Boeing Close to Deal with Chinese Airline for 30 Dreamliners

The 787-9 can carry up to 280 passengers for distances of almost 9,570 miles and analysts said Hainan Airlines will need the aircraft as it seeks to expand international routes.

SHANGHAI – China's Hainan Airlines said Thursday it is planning to buy 30 Dreamliner aircraft from U.S. giant Boeing (IW 500/13) -- worth almost $8 billion at list prices -- as it seeks to expand its long-haul service.

The 30 Boeing 787-9 Dreamliners are due to be delivered before 2021, Hainan Airlines said in a statement to the Shanghai stock exchange, where it is listed.

The order would be valued at $7.7 billion based on list prices given on Boeing's website, although airlines typically negotiate discounts.   
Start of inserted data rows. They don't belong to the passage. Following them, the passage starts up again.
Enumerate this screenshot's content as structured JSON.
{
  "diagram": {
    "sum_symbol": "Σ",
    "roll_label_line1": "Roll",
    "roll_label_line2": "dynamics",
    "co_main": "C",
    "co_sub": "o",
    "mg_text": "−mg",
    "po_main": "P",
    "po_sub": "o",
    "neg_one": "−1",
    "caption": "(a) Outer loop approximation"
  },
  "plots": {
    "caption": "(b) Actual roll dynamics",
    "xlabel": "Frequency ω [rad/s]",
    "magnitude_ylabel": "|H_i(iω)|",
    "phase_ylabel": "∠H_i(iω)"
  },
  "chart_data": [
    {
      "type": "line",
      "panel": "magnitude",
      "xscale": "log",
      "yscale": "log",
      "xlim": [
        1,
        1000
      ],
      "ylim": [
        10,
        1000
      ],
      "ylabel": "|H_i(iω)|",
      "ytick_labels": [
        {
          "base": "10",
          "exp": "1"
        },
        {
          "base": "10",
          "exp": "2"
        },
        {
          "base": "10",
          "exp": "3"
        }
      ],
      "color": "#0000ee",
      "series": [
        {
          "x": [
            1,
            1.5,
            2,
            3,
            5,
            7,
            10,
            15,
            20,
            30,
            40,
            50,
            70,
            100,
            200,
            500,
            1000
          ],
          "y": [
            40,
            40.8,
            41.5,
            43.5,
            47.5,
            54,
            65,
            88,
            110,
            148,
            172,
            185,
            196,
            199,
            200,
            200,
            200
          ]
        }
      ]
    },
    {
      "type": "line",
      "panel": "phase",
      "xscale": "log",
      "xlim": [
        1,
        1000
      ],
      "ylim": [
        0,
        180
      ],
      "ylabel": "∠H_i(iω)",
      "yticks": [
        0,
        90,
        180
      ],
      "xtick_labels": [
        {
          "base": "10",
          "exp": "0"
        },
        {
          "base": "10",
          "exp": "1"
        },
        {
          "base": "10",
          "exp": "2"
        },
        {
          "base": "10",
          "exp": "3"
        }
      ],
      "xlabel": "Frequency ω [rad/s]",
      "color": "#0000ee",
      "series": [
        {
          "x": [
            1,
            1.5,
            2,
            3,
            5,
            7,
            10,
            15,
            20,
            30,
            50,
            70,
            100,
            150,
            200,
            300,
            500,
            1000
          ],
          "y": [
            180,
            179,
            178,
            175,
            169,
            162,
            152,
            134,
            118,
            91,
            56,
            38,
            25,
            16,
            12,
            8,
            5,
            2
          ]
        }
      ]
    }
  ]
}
Boeing could not be immediately reached for comment. 

The 787-9 can carry up to 280 passengers for distances of almost 9,570 miles and analysts said Hainan Airlines will need the aircraft as it seeks to expand international routes.

"They will need this for their long-haul flights," Li Xiaolu, a Shanghai-based analyst with Capital Securities, told Bloomberg News. "Because the deliveries are stretched over the next 10 years or so, this order isn’t as aggressive as it looks."

Hainan currently has 500 domestic and international routes reaching almost 90 destinations, including Paris, Brussels, Berlin and Moscow, according to its website.

It now plans to start services to Tel Aviv from Beijing, and to the U.S. cities of Boston and Seattle from Shanghai, according to Bloomberg News. 

The airline's net profit rose 20.04% year-on-year to 2.59 billion yuan in 2014, according to a separate statement on Thursday.

Hainan Airlines was down 3.74% in afternoon trading Thursday.

On Saturday, Hainan Airlines completed China's first commercial flight using biofuel with a Boeing 737 plane.

China is a key market for Boeing, which estimates the country will need 6,020 planes worth $870 billion through 2033.